Tokyo-listed Metaplanet has raised 8 billion yen in zero-interest bonds, with every yen earmarked for Bitcoin, cementing its position as the third-largest corporate Bitcoin holder on Earth and the most aggressive example of the Saylor playbook being exported to Asia.
The filing landed Friday. Metaplanet's 20th series of unsecured bonds, totaling 8 billion yen, roughly $50 million, has been issued entirely to EVO FUND, a Cayman Islands-based institutional investor that has backed the company's financing rounds throughout its Bitcoin accumulation strategy. The bonds carry zero coupon. No interest. No periodic payments. Proceeds go straight into Bitcoin purchases, with the principal due in one year, on April 23, 2027. The structure is a pure bet: if Bitcoin appreciates meaningfully between now and maturity, the position pays for itself many times over. If it does not, Metaplanet owes $50 million with nothing to show for it.
The company already holds 40,177 BTC, acquired at an average cost of approximately $97,593 per coin and currently sitting at an unrealized loss of roughly $1.5 billion at prevailing market prices. That number does not appear to be slowing the accumulation. In Q1 2026 alone, Metaplanet purchased 5,075 BTC for $405 million, surpassing MARA Holdings to become the third-largest publicly traded corporate Bitcoin treasury in the world, behind only Michael Saylor's Strategy and Marathon Digital Holdings at its peak.
The zero-coupon design is not incidental. It is the most aggressive version of debt-financed Bitcoin accumulation available. A standard bond with a 1.5% or 2% coupon requires cash interest payments throughout its life, creating an ongoing cost that must be covered regardless of what Bitcoin does. A zero-coupon bond defers everything to maturity: the company gets the cash today, buys Bitcoin today, and does not need to generate any cash flow from the position until the bond comes due. For a company whose entire investment thesis rests on Bitcoin's long-term appreciation, this structure minimizes interim pressure and maximizes the runway for the thesis to play out.
The yen dimension adds another layer. As crypto.news reported in January, Metaplanet benefits from a structural financing advantage that US-based Bitcoin treasury companies like Strategy cannot access. Japan's ultra-loose monetary policy has kept yen interest rates near zero for years, meaning the cost of borrowing in yen to buy a dollar-denominated asset is unusually low. If Bitcoin appreciates in dollar terms while the yen weakens against the dollar, Metaplanet captures both the Bitcoin gain and the currency gain simultaneously. The Bank of Japan has begun cautiously tightening, but the rate differential with the US remains substantial. Metaplanet's CEO Simon Gerovich has been explicit that the yen hedge thesis is central to the strategy, not a side benefit.
Asia's MicroStrategy Moment
Michael Saylor pioneered this playbook at MicroStrategy, now rebranded as Strategy, beginning in August 2020 when the company converted its entire corporate treasury to Bitcoin and then used successive rounds of debt and equity raises to compound the position. Strategy now holds 673,783 BTC, a gap so large that no single company is close to catching it. Metaplanet is not trying to catch Strategy. It is trying to become what Strategy is to the US market, the defining Bitcoin treasury company in its region, the vehicle through which institutional and retail investors in Asia access leveraged Bitcoin exposure through a regulated, listed equity rather than direct custody.

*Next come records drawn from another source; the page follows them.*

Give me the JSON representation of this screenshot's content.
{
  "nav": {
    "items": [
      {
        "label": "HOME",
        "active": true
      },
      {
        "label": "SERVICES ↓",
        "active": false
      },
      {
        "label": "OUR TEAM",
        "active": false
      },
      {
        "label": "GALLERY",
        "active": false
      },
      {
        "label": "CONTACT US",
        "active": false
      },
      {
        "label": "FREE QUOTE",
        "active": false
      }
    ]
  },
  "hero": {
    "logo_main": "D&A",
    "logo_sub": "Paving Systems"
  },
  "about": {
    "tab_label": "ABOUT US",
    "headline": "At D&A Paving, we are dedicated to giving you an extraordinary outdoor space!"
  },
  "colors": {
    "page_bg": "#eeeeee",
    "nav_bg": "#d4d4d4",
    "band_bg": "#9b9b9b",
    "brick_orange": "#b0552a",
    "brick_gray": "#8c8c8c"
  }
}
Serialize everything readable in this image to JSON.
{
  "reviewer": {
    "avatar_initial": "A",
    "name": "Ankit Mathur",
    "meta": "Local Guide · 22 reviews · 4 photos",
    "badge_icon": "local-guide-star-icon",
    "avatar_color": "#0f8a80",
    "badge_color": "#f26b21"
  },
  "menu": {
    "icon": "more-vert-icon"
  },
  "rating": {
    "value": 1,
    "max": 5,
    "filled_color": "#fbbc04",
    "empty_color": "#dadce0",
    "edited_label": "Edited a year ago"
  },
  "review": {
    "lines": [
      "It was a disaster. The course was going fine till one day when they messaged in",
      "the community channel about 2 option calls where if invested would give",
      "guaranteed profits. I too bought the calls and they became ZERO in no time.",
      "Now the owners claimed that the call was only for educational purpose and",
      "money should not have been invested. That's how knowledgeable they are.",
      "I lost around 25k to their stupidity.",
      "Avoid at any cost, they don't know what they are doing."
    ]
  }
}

The model is spreading. Semler Scientific in the US, Boyaa Interactive in Hong Kong, and a growing list of smaller listed companies in Southeast Asia have all adopted versions of Bitcoin treasury strategies in the past eighteen months. Each new corporate adopter adds incremental demand to a fixed-supply asset and provides a new publicly priced data point for what Bitcoin as a reserve asset is worth on a balance sheet. For investors watching the long-term institutional adoption curve, Metaplanet's zero-coupon issuance today is less interesting as a single transaction than as evidence that the corporate Bitcoin treasury movement has developed its own financing infrastructure, its own specialized investors like EVO FUND, and its own standard playbooks. The question is no longer whether companies outside the US will adopt Bitcoin as a reserve asset. Friday's filing confirms they already are.